A comunidade organizada está exigindo providências das autoridades. Mas o Comando Militar da Polícia Militar do Maranhão sequer divulgou o nome dos policiais envolvidos no crime. Em sua própria defesa, os PMs relataram que, por volta das 3 e 4 da madrugada, houve um confronto no local, que o jovem estava armado e veio a óbito após a troca de tiros. Maykon Lopes, do Centro de Integração Sócio Cultural Aprendiz do Futuro (CISAF), Alexandre Magno Muniz, da União de Negros pela Igualdade (UNEGRO) e Nicinha Durans, do Movimento Quilombo Urbano, protestam contra o genocídio da juventude negra e reagem, em nota:
“A causa dessa covardia não foi confronto algum, mas sim pelo fato de Caio ser negro, ser jovem, ser pobre e morador do maior quilombo urbano do Brasil. Caio foi vítima de racismo e de execução policial e não foi o primeiro de uma matança que cresce dia após dia”.
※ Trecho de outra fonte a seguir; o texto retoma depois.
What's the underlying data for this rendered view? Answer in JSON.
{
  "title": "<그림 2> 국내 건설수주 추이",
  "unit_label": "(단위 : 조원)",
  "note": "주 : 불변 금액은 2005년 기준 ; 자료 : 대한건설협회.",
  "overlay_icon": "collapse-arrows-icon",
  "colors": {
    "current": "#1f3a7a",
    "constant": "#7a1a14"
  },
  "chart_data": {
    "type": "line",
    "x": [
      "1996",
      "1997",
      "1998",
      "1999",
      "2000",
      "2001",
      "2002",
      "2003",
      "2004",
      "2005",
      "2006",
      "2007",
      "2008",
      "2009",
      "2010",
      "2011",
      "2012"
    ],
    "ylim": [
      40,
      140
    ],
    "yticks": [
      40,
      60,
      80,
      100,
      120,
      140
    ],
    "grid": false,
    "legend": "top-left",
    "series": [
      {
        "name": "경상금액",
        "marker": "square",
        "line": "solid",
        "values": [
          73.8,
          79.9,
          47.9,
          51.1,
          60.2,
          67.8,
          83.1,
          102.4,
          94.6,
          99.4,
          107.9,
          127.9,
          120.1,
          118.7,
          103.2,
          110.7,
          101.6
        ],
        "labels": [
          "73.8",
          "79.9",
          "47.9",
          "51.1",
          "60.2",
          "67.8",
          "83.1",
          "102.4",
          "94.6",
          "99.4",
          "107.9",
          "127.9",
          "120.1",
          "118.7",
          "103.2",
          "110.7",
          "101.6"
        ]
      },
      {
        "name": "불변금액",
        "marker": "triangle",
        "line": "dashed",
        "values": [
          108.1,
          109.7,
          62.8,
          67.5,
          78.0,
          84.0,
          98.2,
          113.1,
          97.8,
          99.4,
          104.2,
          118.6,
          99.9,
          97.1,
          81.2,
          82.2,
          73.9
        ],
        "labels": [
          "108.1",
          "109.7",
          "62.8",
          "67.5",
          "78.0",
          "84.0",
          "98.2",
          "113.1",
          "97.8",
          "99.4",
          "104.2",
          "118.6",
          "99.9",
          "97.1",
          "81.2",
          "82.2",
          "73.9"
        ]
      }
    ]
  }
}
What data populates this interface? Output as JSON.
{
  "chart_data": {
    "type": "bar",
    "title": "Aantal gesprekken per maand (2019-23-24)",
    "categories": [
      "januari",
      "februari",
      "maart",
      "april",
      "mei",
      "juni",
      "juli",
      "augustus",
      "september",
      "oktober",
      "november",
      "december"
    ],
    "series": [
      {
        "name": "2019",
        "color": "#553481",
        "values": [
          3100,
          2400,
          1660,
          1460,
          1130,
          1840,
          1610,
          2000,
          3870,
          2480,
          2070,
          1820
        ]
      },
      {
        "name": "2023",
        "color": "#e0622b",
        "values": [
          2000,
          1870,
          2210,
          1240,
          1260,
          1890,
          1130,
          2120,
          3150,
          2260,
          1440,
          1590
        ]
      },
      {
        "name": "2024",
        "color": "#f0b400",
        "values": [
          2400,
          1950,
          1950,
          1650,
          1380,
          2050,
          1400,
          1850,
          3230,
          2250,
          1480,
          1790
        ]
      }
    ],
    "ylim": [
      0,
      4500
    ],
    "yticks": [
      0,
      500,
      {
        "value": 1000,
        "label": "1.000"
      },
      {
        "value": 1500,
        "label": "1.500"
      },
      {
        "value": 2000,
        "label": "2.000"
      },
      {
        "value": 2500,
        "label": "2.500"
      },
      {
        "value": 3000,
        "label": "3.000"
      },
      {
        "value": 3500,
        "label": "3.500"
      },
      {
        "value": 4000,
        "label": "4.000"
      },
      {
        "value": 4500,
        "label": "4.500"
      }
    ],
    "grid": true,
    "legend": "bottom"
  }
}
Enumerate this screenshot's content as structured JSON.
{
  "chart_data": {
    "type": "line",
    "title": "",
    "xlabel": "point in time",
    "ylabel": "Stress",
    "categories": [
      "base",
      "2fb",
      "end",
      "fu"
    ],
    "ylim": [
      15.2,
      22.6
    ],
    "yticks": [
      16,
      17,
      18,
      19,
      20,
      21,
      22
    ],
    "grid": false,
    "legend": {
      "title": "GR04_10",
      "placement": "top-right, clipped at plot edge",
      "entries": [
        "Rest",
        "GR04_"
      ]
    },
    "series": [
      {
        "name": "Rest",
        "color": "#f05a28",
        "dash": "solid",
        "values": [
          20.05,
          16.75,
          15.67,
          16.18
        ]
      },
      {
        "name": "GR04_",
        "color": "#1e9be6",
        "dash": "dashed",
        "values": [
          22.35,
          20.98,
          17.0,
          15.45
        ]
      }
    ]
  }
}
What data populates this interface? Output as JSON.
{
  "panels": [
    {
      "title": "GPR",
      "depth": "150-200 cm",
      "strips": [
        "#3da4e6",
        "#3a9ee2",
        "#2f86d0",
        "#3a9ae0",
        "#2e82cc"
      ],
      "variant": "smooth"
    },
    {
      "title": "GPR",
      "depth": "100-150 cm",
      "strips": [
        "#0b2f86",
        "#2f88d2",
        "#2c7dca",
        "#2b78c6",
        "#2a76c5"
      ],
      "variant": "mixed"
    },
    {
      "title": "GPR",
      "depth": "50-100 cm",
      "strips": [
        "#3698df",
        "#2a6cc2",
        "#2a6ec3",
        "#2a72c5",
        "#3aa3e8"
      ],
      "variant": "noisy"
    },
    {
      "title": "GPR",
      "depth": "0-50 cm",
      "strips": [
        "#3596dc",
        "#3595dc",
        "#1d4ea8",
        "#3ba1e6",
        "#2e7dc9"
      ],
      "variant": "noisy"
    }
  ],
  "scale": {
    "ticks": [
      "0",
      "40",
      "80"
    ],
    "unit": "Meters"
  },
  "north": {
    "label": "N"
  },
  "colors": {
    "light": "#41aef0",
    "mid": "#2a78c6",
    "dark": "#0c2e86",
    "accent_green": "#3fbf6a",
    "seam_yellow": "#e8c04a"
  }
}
Marcados para morrer – O Mapa da Violência 2019 traz dados que mostram o Maranhão como um dos estados mais perigosos do Brasil para os negros. De cada 100 homicídios praticados, 91 são contra negros. O Atlas da Violência, estudo do Instituto de Pesquisa Econômica Aplicada (Ipea) e do Fórum Brasileiro de Segurança Pública, mostra que, em 2017, o estado foi o décimo do país com maior registro de homicídios a cada 100 mil habitantes: a cada 13,6 assassinatos de brancos, foram 35 negros mortos. A contar da execução do jovem Caio Ribeiro, sem punição aos culpados até o momento, mesmo com dezenas de testemunhas, os números devem ser ainda maiores em relação ao extermínio da juventude negra maranhense.
Nota da Redação:
Ao final da reportagem, recebemos a informação de que o Governo do Estado ofereceu reparações aos familiares de Caio Ribeiro, juntamente com todo aparato de amparo à saúde mental aos envolvidos na morte do jovem. Porém, o inquérito policial que completou um mês e o pedido de prisão preventiva dos culpados sequer foi feito pelas autoridades.